# Calculus

## Set Theory # Inverse Functions

Suppose $$f : A \to B$$ is a function whose domain is the set $$A$$ and whose codomain is the set $$B.$$ The function $$f$$ is called invertible if there exists a function $$f^{-1} : B \to A$$ with the domain $$B$$ and the codomain $$A$$ such that

${f^{ - 1}}\left( y \right) = x\; \text{ if and only if }\; f\left( x \right) = y,$

where $$x \in A,$$ $$y \in B.$$

The function $$f^{-1}$$ is then called the inverse of $$f.$$

Not all functions have an inverse. If a function $$f$$ is not injective, different elements in its domain may have the same image:

$f\left( {{x_1}} \right) = f\left( {{x_2}} \right) = y_1.$

In this case, the converse relation $${f^{-1}}$$ is not a function because there are two preimages $${x_1}$$ and $${x_2}$$ for the element $${y_1}$$ in the codomain $$B.$$ So, to have an inverse, the function must be injective.

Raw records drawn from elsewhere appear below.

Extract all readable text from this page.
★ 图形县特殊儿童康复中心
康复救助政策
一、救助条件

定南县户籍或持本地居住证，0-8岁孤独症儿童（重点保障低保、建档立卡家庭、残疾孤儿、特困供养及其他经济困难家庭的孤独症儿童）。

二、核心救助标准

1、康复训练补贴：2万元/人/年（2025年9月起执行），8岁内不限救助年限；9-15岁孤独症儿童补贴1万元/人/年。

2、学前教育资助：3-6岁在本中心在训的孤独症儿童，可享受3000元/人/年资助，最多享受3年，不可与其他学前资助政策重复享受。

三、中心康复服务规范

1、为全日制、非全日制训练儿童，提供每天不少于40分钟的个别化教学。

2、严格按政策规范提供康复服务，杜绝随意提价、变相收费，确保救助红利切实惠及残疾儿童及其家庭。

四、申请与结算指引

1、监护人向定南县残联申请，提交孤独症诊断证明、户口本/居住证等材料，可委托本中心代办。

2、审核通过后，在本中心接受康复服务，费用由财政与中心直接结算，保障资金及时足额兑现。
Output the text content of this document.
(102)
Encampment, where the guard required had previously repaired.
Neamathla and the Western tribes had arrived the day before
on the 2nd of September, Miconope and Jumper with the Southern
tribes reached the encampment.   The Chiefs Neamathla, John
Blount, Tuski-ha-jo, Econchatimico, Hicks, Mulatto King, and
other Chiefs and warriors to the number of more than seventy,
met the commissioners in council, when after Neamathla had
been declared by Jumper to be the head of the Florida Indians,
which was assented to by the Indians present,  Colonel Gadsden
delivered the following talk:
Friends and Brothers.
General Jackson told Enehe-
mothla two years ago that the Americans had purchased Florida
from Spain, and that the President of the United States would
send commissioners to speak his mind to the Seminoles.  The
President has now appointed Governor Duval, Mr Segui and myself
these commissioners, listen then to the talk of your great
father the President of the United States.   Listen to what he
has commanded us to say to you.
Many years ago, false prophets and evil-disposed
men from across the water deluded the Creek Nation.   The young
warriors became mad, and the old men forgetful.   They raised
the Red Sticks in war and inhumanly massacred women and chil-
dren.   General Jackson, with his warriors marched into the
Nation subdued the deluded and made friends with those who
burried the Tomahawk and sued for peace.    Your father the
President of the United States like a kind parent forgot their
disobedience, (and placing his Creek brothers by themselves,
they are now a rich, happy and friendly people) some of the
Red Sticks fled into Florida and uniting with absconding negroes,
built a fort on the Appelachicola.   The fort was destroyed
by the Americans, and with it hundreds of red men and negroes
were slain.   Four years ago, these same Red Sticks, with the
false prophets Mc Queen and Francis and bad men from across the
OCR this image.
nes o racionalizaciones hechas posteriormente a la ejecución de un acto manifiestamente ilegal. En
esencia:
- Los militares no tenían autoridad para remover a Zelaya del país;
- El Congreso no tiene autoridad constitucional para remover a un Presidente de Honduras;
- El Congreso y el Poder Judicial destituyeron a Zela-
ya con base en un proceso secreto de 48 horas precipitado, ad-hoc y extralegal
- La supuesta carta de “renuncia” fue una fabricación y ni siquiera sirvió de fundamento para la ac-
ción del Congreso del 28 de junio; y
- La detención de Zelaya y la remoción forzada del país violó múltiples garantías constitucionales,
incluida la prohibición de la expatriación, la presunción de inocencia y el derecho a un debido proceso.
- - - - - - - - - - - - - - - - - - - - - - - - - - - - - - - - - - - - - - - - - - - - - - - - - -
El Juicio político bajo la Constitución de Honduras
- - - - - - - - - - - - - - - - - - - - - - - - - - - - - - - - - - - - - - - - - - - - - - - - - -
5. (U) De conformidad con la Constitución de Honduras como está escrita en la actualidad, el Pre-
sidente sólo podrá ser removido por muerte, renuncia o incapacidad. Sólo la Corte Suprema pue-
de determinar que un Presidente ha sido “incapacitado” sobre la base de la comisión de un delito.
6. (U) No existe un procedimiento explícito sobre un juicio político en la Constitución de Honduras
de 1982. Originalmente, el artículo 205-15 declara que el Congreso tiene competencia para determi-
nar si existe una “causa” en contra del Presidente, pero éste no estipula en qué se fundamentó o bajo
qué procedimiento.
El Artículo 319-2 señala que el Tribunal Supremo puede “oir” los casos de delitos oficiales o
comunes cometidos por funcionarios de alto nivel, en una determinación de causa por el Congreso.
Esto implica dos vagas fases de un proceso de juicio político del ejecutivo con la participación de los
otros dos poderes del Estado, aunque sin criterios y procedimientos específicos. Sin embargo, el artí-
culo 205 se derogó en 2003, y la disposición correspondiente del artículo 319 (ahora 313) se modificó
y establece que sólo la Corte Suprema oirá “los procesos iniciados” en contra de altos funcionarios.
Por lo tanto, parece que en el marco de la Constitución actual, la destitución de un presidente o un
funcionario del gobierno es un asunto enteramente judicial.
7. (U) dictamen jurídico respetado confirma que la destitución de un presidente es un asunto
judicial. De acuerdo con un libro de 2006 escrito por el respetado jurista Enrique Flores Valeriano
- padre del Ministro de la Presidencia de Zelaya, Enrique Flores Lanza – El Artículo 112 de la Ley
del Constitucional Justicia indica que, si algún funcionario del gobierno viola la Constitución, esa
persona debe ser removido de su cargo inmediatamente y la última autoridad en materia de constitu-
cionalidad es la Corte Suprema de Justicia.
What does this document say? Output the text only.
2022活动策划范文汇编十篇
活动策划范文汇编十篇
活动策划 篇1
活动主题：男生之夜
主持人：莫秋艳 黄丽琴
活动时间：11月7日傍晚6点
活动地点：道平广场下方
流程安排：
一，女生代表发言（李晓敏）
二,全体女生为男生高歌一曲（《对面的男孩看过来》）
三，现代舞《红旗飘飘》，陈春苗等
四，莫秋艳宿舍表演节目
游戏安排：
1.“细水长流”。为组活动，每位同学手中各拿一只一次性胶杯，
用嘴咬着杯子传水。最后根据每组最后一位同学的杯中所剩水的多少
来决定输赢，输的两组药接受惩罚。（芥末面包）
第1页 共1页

If a function $$f$$ is not surjective, not all elements in the codomain have a preimage in the domain. In this case, the converse relation $${f^{-1}}$$ is also not a function.

Recall that a function which is both injective and surjective is called bijective. Hence, to have an inverse, a function $$f$$ must be bijective. The converse is also true. If $$f : A \to B$$ is bijective, then it has an inverse function $${f^{-1}}.$$